Closed wrznr closed 5 years ago
Pls. note that in the mean time, ocrd_tesserocr implements a very naïve solution for cropping which may nevertheless serve as an orientation for docanalysis
. The coordinates are stored in the element Border
rather than in PrintSpace
since it is more appropriate to reflect the semantics of the cropping operation.
Thank you very much. We were looking for some reference for the full PAGE XML.
Just run the cropping procedure and you should be ready to go.

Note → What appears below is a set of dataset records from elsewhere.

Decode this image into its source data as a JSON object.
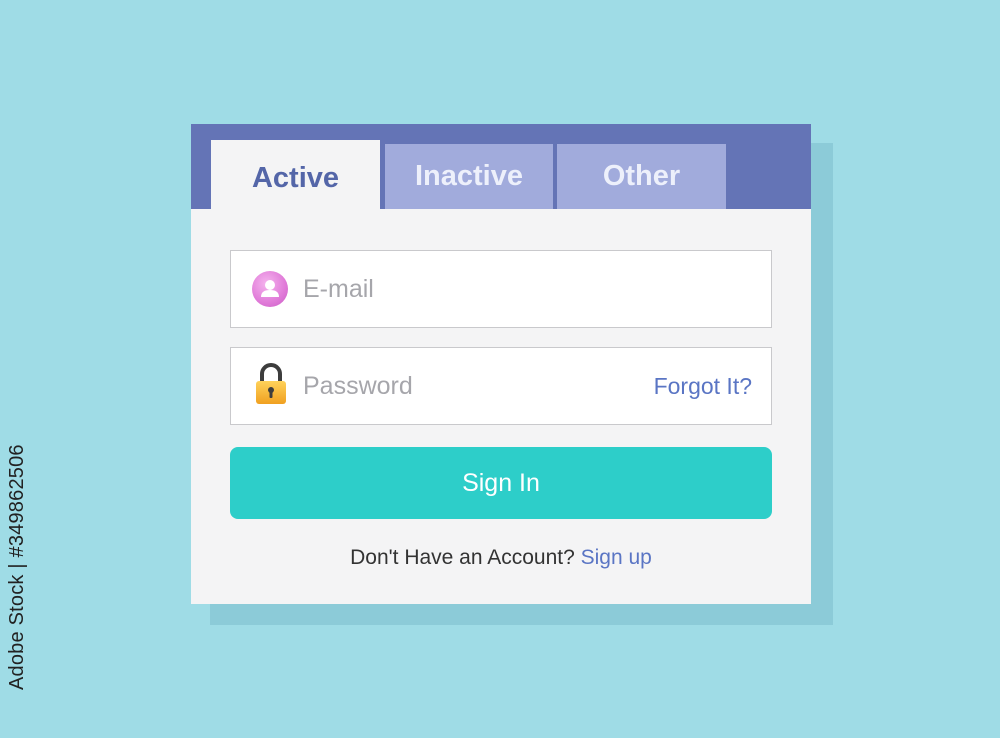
{
  "tabs": [
    {
      "label": "Active",
      "state": "active"
    },
    {
      "label": "Inactive",
      "state": "inactive"
    },
    {
      "label": "Other",
      "state": "inactive"
    }
  ],
  "email_field": {
    "placeholder": "E-mail",
    "value": "",
    "icon": "user-icon"
  },
  "password_field": {
    "placeholder": "Password",
    "value": "",
    "icon": "lock-icon",
    "forgot_label": "Forgot It?"
  },
  "signin_button": {
    "label": "Sign In"
  },
  "signup": {
    "prompt": "Don't Have an Account?",
    "link_label": "Sign up"
  },
  "side_text": "Adobe Stock | #349862506",
  "colors": {
    "background": "#9fdce6",
    "tab_bar": "#6474b6",
    "inactive_tab": "#a1abdc",
    "active_tab_text": "#5466a8",
    "card": "#f4f4f5",
    "accent_button": "#2dcec9",
    "link": "#5a75c4"
  }
}
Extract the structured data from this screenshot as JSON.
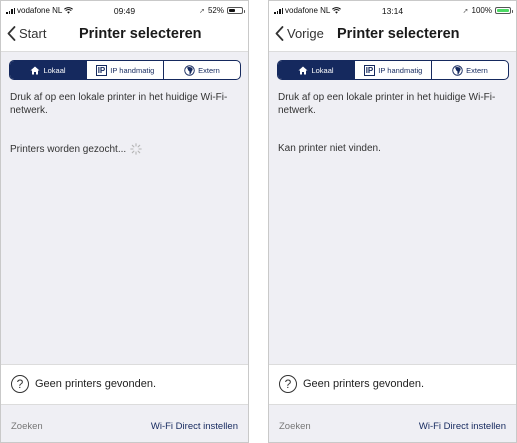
{
  "colors": {
    "accent": "#15295e",
    "background": "#efeff4",
    "battery_charging": "#4cd964"
  },
  "left_phone": {
    "statusbar": {
      "carrier": "vodafone NL",
      "time": "09:49",
      "battery": "52%",
      "battery_level": 0.52
    },
    "nav": {
      "back_label": "Start",
      "title": "Printer selecteren"
    },
    "tabs": [
      {
        "label": "Lokaal",
        "icon": "house-icon"
      },
      {
        "label": "IP handmatig",
        "icon": "ip-icon"
      },
      {
        "label": "Extern",
        "icon": "globe-icon"
      }
    ],
    "description": "Druk af op een lokale printer in het huidige Wi-Fi-netwerk.",
    "status": "Printers worden gezocht...",
    "info": "Geen printers gevonden.",
    "bottom": {
      "left": "Zoeken",
      "right": "Wi-Fi Direct instellen"
    }
  },
  "right_phone": {
    "statusbar": {
      "carrier": "vodafone NL",
      "time": "13:14",
      "battery": "100%",
      "battery_level": 1.0
    },
    "nav": {
      "back_label": "Vorige",
      "title": "Printer selecteren"
    },
    "tabs": [
      {
        "label": "Lokaal",
        "icon": "house-icon"
      },
      {
        "label": "IP handmatig",
        "icon": "ip-icon"
      },
      {
        "label": "Extern",
        "icon": "globe-icon"
      }
    ],
    "description": "Druk af op een lokale printer in het huidige Wi-Fi-netwerk.",
    "status": "Kan printer niet vinden.",
    "info": "Geen printers gevonden.",
    "bottom": {
      "left": "Zoeken",
      "right": "Wi-Fi Direct instellen"
    }
  }
}
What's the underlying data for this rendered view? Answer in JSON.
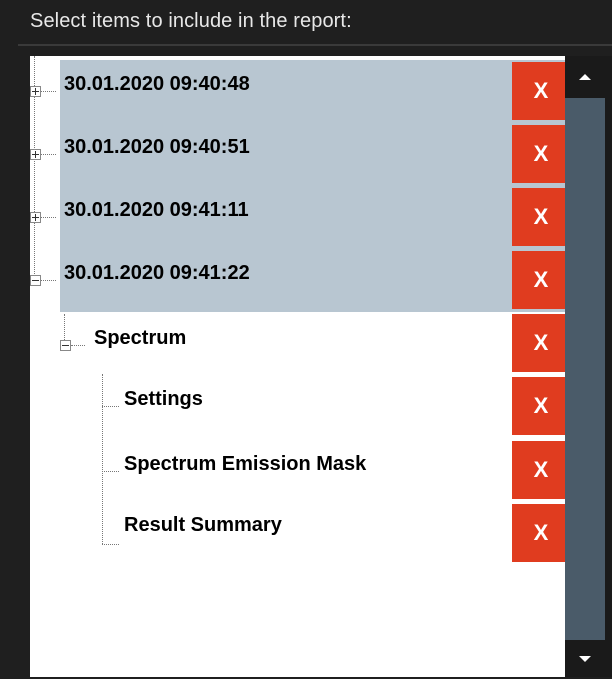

In addition, you do not have to write the XML directly. There is a full fledged API to PAGE XML integrated with the OCR-D core
module.
Cropping results are now saved in pageXML 5095877c6566a4ffdbce6ee499405dfb8144c44c
Given the commit you linked above, I strongly doubt that the cropping results (or the binarization results) are actually saved in PAGE XML. You have to create a PAGE instance and modify the border
element. Cf. https://github.com/OCR-D/ocrd_tesserocr/blob/4a69ba1f899659d00dc8bf21756ff72bf63bad60/ocrd_tesserocr/crop.py#L159
Sorry, that was a wrong commit url. Please check this commit b6c983662dba7ba959b0ab4ed27b8047d70649a3. Cropping results are saved in Page XML and we are using border element save the crop coordinates.
We performed a first brief testing of the cropping procedure which worked pretty well. However, the output is by now only the cropped image. For the integration with the subsequent processing steps, it is necessary to deliver the cropping results as coordinates in PAGE XML.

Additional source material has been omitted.